FDIC Chair Believes Banks Should Be Allowed To Hold Bitcoin

Jelena McWilliams, the Chair of the Federal Deposit Insurance Corporation (FDIC), one of the country’s top financial regulators, has stated that she believes banks should be allowed to hold cryptocurrencies such as Bitcoin both for themselves and their clients. 

She also revealed that she is working on formally allowing banks to hold crypto-assets such as Bitcoin. 

Banks Should Be Allowed In The Crypto Space 

Speaking during an interview with Reuters, McWilliams stated that she is in favor of allowing banks to hold cryptocurrencies such as Bitcoin, both for their clients and themselves. 

“I think that we need to allow banks in this space while appropriately managing and mitigating risk.” 

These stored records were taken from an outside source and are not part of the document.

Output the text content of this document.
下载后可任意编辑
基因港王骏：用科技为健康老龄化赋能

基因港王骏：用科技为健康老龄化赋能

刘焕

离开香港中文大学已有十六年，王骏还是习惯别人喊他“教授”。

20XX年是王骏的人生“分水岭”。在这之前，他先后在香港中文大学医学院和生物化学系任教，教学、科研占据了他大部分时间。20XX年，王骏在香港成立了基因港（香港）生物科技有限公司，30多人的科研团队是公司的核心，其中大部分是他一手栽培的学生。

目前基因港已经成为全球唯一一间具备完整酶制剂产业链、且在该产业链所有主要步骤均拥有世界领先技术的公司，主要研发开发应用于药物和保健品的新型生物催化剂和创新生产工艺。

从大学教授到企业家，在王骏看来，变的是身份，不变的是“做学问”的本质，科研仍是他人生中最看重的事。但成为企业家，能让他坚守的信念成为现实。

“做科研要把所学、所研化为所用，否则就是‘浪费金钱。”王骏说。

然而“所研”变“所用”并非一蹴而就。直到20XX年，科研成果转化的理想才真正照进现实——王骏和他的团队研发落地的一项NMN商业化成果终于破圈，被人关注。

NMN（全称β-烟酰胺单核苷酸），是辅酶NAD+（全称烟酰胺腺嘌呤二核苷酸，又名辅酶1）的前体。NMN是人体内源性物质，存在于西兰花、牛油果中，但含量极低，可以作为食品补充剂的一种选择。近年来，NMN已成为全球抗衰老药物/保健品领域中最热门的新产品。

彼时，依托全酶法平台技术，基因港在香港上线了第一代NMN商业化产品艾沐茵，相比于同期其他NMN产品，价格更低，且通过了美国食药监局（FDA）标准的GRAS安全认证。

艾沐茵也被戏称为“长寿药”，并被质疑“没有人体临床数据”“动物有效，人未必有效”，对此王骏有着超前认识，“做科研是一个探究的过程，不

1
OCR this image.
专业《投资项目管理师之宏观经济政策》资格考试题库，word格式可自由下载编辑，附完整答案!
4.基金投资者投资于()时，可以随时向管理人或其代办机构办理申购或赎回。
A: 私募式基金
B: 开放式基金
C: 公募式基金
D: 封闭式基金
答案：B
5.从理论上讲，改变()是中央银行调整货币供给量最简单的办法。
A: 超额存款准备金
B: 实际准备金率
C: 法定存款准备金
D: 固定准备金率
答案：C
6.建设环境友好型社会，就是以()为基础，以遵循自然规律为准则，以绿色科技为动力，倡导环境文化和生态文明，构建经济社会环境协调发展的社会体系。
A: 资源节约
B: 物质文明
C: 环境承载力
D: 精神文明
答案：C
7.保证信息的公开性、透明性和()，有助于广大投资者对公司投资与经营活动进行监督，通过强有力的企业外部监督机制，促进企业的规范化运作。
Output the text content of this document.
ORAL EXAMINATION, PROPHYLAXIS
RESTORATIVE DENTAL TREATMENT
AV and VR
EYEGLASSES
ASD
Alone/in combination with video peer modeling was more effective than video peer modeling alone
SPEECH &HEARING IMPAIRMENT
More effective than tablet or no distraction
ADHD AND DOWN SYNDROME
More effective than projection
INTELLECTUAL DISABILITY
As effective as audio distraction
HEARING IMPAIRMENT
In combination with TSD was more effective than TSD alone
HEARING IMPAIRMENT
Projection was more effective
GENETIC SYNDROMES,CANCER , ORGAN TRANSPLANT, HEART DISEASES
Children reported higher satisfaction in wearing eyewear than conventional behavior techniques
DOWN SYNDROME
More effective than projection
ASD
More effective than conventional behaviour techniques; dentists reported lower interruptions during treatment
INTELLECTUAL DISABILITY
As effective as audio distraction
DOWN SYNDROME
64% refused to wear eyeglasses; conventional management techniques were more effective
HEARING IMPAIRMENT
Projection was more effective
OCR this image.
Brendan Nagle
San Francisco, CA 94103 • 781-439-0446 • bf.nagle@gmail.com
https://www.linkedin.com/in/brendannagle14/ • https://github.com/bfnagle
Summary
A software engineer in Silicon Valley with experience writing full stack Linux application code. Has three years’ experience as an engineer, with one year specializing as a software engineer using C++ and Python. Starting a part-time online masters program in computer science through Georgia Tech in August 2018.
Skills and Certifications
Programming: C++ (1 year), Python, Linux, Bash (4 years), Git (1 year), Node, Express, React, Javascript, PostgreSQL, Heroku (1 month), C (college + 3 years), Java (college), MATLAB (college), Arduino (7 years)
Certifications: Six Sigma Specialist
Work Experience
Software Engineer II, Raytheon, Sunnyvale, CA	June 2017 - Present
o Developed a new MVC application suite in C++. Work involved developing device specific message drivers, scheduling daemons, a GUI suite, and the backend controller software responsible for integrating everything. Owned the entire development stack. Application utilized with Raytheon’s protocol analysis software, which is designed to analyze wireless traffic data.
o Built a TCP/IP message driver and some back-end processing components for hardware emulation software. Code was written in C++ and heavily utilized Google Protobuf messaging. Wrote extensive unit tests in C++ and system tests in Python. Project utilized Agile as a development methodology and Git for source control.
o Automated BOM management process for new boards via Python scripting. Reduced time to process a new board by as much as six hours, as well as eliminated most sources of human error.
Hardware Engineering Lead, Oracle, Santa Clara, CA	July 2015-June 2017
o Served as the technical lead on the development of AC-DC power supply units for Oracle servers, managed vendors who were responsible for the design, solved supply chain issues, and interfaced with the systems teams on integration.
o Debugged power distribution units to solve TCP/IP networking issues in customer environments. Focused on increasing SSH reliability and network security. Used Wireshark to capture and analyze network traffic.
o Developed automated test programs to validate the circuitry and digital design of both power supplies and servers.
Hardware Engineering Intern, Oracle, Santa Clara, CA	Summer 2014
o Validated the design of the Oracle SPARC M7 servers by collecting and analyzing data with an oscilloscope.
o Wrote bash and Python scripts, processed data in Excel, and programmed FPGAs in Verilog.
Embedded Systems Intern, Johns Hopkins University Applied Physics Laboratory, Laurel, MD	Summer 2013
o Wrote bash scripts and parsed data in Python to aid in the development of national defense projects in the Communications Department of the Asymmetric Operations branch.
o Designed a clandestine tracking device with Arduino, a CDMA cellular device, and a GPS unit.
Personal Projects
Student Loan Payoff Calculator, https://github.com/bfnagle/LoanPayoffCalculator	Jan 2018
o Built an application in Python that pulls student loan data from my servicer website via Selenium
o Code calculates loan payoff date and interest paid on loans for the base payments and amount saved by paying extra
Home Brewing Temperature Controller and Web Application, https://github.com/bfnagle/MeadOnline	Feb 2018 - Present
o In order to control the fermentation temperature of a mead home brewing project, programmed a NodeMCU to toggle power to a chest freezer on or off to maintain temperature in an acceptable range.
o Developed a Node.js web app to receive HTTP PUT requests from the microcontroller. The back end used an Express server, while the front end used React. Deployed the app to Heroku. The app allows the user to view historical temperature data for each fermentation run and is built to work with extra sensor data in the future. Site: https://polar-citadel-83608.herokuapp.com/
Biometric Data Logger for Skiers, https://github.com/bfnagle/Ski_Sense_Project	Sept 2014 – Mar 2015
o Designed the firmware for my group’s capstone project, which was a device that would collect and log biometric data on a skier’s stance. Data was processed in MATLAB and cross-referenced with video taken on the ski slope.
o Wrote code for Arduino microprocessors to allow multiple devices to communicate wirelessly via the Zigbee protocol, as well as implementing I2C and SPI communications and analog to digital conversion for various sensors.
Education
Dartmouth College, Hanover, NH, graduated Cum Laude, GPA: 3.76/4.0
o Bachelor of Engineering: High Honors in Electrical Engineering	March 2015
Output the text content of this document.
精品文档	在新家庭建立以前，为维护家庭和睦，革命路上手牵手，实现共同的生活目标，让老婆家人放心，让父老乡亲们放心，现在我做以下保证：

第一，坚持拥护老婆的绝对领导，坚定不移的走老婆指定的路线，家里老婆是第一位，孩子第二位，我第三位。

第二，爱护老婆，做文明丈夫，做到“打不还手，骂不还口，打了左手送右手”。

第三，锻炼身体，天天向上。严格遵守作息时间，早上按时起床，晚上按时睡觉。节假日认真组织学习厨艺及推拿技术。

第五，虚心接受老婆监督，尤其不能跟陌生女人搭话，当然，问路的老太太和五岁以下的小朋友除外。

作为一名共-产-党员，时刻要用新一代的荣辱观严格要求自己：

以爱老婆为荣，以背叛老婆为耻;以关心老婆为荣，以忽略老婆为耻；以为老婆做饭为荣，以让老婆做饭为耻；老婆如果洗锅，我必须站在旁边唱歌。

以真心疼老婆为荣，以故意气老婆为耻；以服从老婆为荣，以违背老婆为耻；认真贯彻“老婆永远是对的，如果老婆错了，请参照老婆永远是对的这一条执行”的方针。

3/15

The Chair’s comments come as an interagency team comprising staff from the Federal Reserve, the FDIC, and the Office of the Comptroller of the Currency (OCC) finish up their work on coordinating crypto policies for banks in the United States. 

McWilliams indicated that the group would examine rules for holding crypto on the company balance sheets, a strategy companies such as Tesla and MicroStrategy have already employed. 

“My goal in this interagency group is to basically provide a path for banks to be able to act as a custodian of these assets, use crypto assets, digital assets as some form of collateral.”

A Case Of Deja Vu

The current scenario seems like a repeat of when Brian Brooks, who was the former Chief Legal Officer at Coinbase, directed the OCC to establish rules that would allow savings associations and federal banks to take custody of crypto assets on behalf of their clients. 

Brooks had stated while releasing a letter interpreting the rules stating, 

“From safe deposit boxes to virtual vaults, we must ensure banks can meet the financial services needs of their customers today. This opinion clarifies that banks can continue satisfying their customers’ needs for safeguarding their most valuable assets, which today for tens of millions of Americans includes cryptocurrency.”

Put On Hold

However, the rules drafted by the OCC under Brian Brooks were put on hold by the current comptroller Michael Hsu, who had assumed charge in April. Calling for a review of the policies, Hsu wrote to the House Committee on Financial Services stating, 

“My broader concern is that these initiatives were not done in full coordination with all stakeholders, nor do they appear to have been part of a broader strategy related to the regulatory perimeter.”

Banks Could Trade Crypto 

McWilliams’ comments come after a Politico report released last week stated that after former President Trump’s defeat at the polls, the OCC staff had determined that banks could trade crypto on behalf of their clients. A move that was endorsed by the agency’s chief counsel’s office. 

Other banks are not waiting around for permission, with US Bancorp, the 5th largest bank in the country in terms of holdings stating that it was working on a cryptocurrency custody service that would focus on investment managers at financial institutions. 

McWilliams stated that it is imperative to allow banks to operate hold crypto stating,

“If we don’t bring this activity inside the banks, it is going to develop outside of the banks.”

Disclaimer: This article is provided for informational purposes only. It is not offered or intended to be used as legal, tax, investment, financial, or other advice.